Diageo brand Smirnoff insists fakes are rarely a problem if people buy the vodka brand from reputable retailers after reports a London factory was counterfeiting 7,000 bottles a day.
Ahead of an expose of criminal gangs operating in the UK spearheaded by investigative journalist, Paul Connolly, which is due to be broadcast on Channel 5 this evening, The Daily Mail reports that he discovered an East London factory producing 7,000 fake bottles of Smirnoff vodka per day.
Aside from being fraudulent, the practice is also incredibly dangerous – in January 2013 three men making potentially lethal fake vodka with industrial alcohol were jailed.
The UK government said their illegal plant – where vodka was made using antifreeze ingredient methanol – had the potential to cost £500,000 ($855,000) in lost government excise duty and VAT.
Quantity and quality of fakes rising
The Daily Mail says that criminals use modern machinery to repackage bottles with labels that realistically replicate other brands including Grant’s whisky and Russian Standard vodka.
This morning we posed Diageo a range of questions about the Smirnoff discovery, including whether such brands were particularly susceptible given their premium positioning but also sheer volume and brand recognition among consumers?
What technologies was Diageo incorporating into packaging to stop fakes, how much did it invest to stop counterfeiting, and did it think criminal penalties for gangs involved were sufficiently harsh?
A Diageo spokesperson told BeverageDaily.com: "At Smirnoff, the protection of our consumers and the reputation of all our brands is of paramount importance to us.
As such, we work closely to assist all enforcement bodies including the Police, HMRC and Trading Standards as we recognise the important and valuable role they have in protecting consumers,” they added.
Counterfeits cost the UK $2.2bn a year
“Counterfeiting is rarely a problem if consumers buy their products from known, reputable retailers,” Diageo added, the spokesperson said.
They then advised UK consumers concerned by the taste or packaging of any products to ring the company’s customer care helpline*.
Dissatisfied with Diageo's response, reader Duncan Carmichael, told this site: "I liken Diageo to the the A-Team of the 70s. A large group of enforcers that are mobilized quickly to raid an establishment to show/prove to themselves that their product is/is not genuine.

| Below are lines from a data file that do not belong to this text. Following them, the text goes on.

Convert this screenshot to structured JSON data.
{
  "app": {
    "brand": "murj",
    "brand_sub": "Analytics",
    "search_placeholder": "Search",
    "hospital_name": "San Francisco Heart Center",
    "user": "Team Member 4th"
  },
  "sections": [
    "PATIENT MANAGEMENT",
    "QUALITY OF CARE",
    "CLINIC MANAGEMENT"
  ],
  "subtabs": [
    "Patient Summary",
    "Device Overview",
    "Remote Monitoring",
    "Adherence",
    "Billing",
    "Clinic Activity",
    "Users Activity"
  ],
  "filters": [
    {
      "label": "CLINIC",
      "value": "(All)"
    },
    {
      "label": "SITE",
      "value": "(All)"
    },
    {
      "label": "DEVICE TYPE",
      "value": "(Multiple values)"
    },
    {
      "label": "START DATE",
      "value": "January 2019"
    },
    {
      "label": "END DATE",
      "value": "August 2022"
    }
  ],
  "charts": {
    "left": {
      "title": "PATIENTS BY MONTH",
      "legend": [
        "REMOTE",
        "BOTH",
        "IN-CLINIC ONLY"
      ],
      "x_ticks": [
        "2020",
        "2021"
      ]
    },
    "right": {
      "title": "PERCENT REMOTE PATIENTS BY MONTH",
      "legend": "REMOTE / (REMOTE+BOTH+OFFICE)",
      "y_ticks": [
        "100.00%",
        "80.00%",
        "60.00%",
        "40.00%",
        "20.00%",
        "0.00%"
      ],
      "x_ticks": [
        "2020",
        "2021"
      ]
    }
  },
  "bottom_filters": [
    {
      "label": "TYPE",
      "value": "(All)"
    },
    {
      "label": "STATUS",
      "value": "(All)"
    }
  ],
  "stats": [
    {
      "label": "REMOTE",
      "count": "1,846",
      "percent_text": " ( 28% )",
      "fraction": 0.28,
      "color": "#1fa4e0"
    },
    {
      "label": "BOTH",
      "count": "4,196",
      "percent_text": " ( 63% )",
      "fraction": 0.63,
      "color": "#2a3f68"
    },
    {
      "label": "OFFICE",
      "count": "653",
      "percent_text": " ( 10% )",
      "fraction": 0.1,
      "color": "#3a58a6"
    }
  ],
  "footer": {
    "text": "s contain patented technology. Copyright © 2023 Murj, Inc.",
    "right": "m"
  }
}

'None of this helps the hapless consumer': BeverageDaily reader
"None of this helps the hapless consumer. QR codes that need UV light, bottles that can't be refilled etc. do. We developed NTAG as an RFID tag that protects us, and costs very little to employ," he added.
"A RFID tag which is unique and tamper-proof would allow the consumer at the point of sale to prove to himself that the product is genuine," Carmichael said. "The manufacturer would also get the marketing benefit of where their goods are being purchased, and would have phone details to do future targeted marketing of their products."
UK immigration minister Mark Harper – counterfeits smuggled into the UK from abroad are a particular problem and hence fall under his remit – said in December that fake goods cost the UK economy an estimated £1.3bn per year in lost profits and tax revenues.
BeverageDaily.com was referred by the Metropolitan Police to UK Trading Standards Institute (TSI), and was awaiting more information from the TSI on the East London factory at the time of writing.